Apple has been scrupulously keen about keeping malwares out of its systems for decades now. Apple’s systems are revered for their ability to avoid viruses and malwares as much as possible, but it appears that Apple’s meticulous designs have a flaw after all which is being explored by an iOS malware called ACeDeceiver. The first of its kind, this malware does not abuse enterprise certificates which were being done by some iOS malwares in the last two years. Instead, it abuses design flaws which exist in Apple’s DRM protection mechanism.

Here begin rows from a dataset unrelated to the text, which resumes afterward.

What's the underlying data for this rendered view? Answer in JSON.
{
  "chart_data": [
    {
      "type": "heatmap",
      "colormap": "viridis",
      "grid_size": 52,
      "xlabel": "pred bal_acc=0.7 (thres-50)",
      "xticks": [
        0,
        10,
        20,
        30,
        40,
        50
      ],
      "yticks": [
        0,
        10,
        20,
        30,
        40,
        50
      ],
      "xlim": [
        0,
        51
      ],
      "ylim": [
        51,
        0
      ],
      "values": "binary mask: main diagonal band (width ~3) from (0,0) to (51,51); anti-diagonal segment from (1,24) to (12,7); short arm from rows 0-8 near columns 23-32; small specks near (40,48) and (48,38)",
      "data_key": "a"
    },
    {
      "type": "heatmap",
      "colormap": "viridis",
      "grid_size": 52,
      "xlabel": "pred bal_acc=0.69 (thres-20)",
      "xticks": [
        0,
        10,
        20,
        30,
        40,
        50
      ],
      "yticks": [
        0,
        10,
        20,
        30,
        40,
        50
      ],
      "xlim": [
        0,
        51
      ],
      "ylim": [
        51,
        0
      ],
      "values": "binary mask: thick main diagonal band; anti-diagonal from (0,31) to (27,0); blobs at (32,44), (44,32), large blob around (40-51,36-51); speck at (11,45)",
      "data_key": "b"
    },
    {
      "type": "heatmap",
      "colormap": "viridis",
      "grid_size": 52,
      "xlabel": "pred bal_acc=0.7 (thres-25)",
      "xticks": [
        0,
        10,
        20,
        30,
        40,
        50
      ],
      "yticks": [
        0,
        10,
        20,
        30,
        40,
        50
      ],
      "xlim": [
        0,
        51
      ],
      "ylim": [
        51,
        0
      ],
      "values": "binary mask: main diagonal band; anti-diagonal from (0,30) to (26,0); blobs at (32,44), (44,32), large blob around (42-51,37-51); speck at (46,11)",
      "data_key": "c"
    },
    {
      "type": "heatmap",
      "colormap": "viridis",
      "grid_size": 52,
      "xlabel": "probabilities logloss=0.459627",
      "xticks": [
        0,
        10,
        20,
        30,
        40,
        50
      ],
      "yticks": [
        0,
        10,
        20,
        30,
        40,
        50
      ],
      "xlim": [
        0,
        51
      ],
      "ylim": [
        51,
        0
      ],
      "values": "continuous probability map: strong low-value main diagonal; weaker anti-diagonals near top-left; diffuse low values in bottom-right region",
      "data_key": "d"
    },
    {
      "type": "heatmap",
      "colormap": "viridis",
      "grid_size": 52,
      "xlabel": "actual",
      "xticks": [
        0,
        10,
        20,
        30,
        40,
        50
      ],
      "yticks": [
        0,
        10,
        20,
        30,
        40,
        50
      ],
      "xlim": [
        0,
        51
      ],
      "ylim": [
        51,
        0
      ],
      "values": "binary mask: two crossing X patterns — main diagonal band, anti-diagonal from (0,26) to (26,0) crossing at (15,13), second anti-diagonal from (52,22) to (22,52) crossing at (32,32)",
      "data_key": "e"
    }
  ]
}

AceDeceiver uses a technique known as Fairplay Man in the Middle (MITM) to spread malware to the devices. For the uninitiated, Apple’s users can purchase and download iOS apps by using their computers to access the app store. Once the app is downloaded to their system, the users connect the iOS device to the computer to install the devices. The iOS device requests an authorization code which ensures that the users have actually paid for the app. Pirated apps were developed in the Fairplay MITM attack where attackers intercepted the code and saved it which tricked the iOS device into believing that the user had purchased the app. While this was a concern for Apple, it had never been used to spread malware before.
Between July 2015 and February 2016, three wallpaper apps which belonged to the AceDeceiver family, were uploaded to the App Store. They even bypassed Apple’s code review about seven times. AceDeceiver shows malicious behaviors only when a user is located in China. However, the fact that non-jailbroken iOS devices can be vulnerable too means that Apple needs to work quickly to secure its systems even more.
AceDeceiver does not require users to manually install the app. Instead, it is automatically installed to the iOS device and even though the apps have now been removed from the App Store, the attacker may have already succeeded in proving that Apple’s security systems have vulnerabilities.